The time period leading up to 2030 will likely be relatively calm and uninteresting. As 2030 approaches, the scaling potential of Si-CMOS will reach its absolute limit, even with VGAA technology. Thus, we will start to see the implementation of beyond CMOS technology, where silicon is replaced. By this time, it is expected that nanowire technology has been perfected with silicon and III-V material may finally be ready. Thus, the two will probably be combined to form III-V compound semiconductors. This will primarily increase charge carrier flow, leading to higher operating frequencies, increasing computational power.
Shortly after 2030, the potential of 3D TSV will have been most likely reached, as more layers simply cannot be stacked on top due to spatial and thermal limitations as a result of the thickness of the layers and low TSV density. By this time, monolithic 3D technology should be a cost effective alternative to 3D TSV, since bottom-up manufacturing techniques should be mature as GAA technology is widespread. Monolithic 3D will greatly increase the number of layers present, massively increasing transistor density.

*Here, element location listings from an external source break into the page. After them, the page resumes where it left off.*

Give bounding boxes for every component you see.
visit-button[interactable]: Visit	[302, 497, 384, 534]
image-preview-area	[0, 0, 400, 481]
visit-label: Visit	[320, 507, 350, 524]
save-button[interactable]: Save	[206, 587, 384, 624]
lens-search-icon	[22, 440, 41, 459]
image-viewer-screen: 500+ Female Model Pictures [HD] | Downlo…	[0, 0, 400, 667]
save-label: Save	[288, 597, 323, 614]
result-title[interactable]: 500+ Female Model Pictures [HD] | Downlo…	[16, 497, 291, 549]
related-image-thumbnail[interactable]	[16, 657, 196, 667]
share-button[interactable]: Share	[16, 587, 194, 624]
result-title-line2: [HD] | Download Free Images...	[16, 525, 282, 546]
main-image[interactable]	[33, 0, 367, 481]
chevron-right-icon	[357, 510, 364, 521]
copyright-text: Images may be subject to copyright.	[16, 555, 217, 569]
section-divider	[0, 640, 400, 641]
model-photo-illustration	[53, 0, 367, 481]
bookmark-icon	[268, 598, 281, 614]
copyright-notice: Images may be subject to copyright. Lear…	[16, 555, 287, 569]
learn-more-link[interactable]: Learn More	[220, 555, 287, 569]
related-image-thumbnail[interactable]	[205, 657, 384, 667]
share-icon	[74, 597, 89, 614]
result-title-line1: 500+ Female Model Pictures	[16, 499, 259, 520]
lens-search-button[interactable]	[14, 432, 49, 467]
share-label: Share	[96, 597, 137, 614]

During this period, although high performance computing may not see dramatic change, low performance-high efficiency computing will see two new technologies: NEMs and TFET/SE-TFET. The node size for the year 2030 is expected to be around 1.5-2 nm. At this length, I believe that NEMs simply cannot match the raw switching speed and therefore performance of TFET. However NEMs may still be an incredibly important technology since it will be one of the only computational technologies to withstand environmental conditions such as ionising radiation. With NASA planning to send humans to Mars in the year 2030 and private companies such as SpaceX building permanent residences on Mars around the same timeframe, NEMs maybe key to building computer systems capable of surviving the harshest of conditions.
The quantity of data collected is growing exponentially and is thus predicted to reach an estimated 175 zettabytes by just 2025. TFETs will be useful in the storage, retrieval and management of the huge quantities of data which will be collected due to the rise of IoT and technology giants as well as our governments continuing to collect vast sums of information about our daily activities. TFETs are the only viable low power solution due to their ability to utilise the otherwise detrimental quantum effects such as quantum tunneling which happen as gate length approaches 1 nm.
From the period between 2035 and 2040, the need for sub-nanometer technologies may become apparent. For high performance solutions, there may be no better alternative than CNT FETs. Due to the superb quantum confinement effects and carrier transport properties exhibited by CNTs, they may be the only way to avoid worsening SCEs and extend performance further through scaling. By this time, CNTs should be easily manufactured in large quantities with great yields; their manufacturing difficulty is one of the greatest hurdles holding them back today. Other parts of the transistor may also be replaced by graphene, TMDCs or other 2D materials. Beyond 2040, classical computing as a whole may no longer be able to cope with the computational needs of the world.
The exponential increase in computing power can be continued through the extension of CMOS and development of
Beyond CMOS technologies for many decades more. Long live Moore's Law!